Reading this book is not entertainment; it is a vaccine of awareness—a protection against the Western narrative that ruled global consciousness for 200 years. Whoever does not read this book will not understand this century. And whoever does not understand this century will become its victim.
- What Comes After This Book? (A world order entering a zone of uncertainty)
After The Monstrosity of Our Century, the West will no longer be able to perform its old role without being challenged. And the world will shift along four major lines:
- The end of Western moral centrality.
- The rise of alternative knowledge systems.
- The awakening of Arab and Muslim consciousness.
- The beginning of dismantling the dependent human.
- A Necessary Thank You (To the author… and to Echorouk)
In an age where global conscience is buried under geopolitical interests, where truth is replaced by its manufactured versions, and where ethics are assassinated long before people are—this author offers a reminder that truth, however painful, is the last thread connecting human beings to their humanity.

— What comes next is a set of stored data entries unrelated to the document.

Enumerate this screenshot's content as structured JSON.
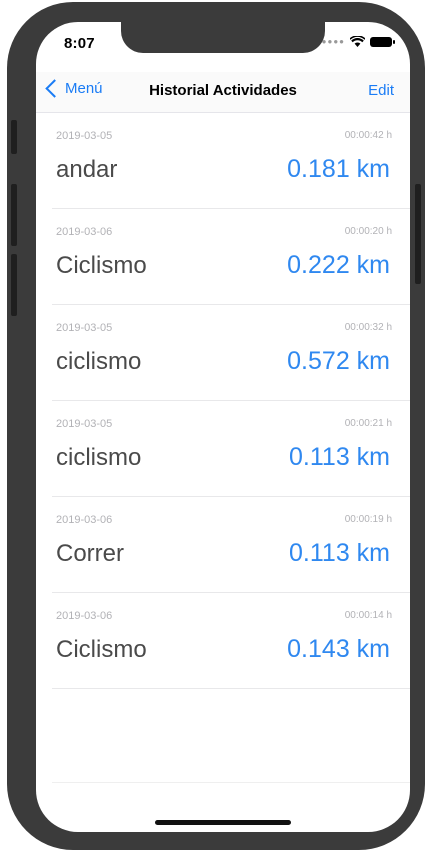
{
  "status_bar": {
    "time": "8:07",
    "icons": [
      "signal-dots",
      "wifi-icon",
      "battery-icon"
    ]
  },
  "navbar": {
    "back_label": "Menú",
    "title": "Historial Actividades",
    "edit_label": "Edit"
  },
  "colors": {
    "accent": "#1a7cf5",
    "distance": "#2f88f0",
    "muted": "#b2b2b6",
    "text": "#4a4a4a"
  },
  "activities": [
    {
      "date": "2019-03-05",
      "duration": "00:00:42 h",
      "name": "andar",
      "distance": "0.181 km"
    },
    {
      "date": "2019-03-06",
      "duration": "00:00:20 h",
      "name": "Ciclismo",
      "distance": "0.222 km"
    },
    {
      "date": "2019-03-05",
      "duration": "00:00:32 h",
      "name": "ciclismo",
      "distance": "0.572 km"
    },
    {
      "date": "2019-03-05",
      "duration": "00:00:21 h",
      "name": "ciclismo",
      "distance": "0.113 km"
    },
    {
      "date": "2019-03-06",
      "duration": "00:00:19 h",
      "name": "Correr",
      "distance": "0.113 km"
    },
    {
      "date": "2019-03-06",
      "duration": "00:00:14 h",
      "name": "Ciclismo",
      "distance": "0.143 km"
    }
  ]
}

Thank you to the author for writing what so many feared to write. And thank you to Echorouk Daily headed by Pr Abdelhamid Athmani for opening this discussion, for giving this book a platform no other Arab newspaper dared to offer, and for assuming its ethical responsibility at a time when words fall dead before reaching the page.
Conclusion of the Series
These articles were never an attack on the West, nor a defense of the East, nor a geographical bias. They were an attempt to bring the human being back to the center of the story, after this century turned him into a side effect.
If this book revealed the true face of the age, then our duty—as readers, writers, and witnesses—is not to close our eyes again. Because truth is not what we see… but what the world can no longer hide.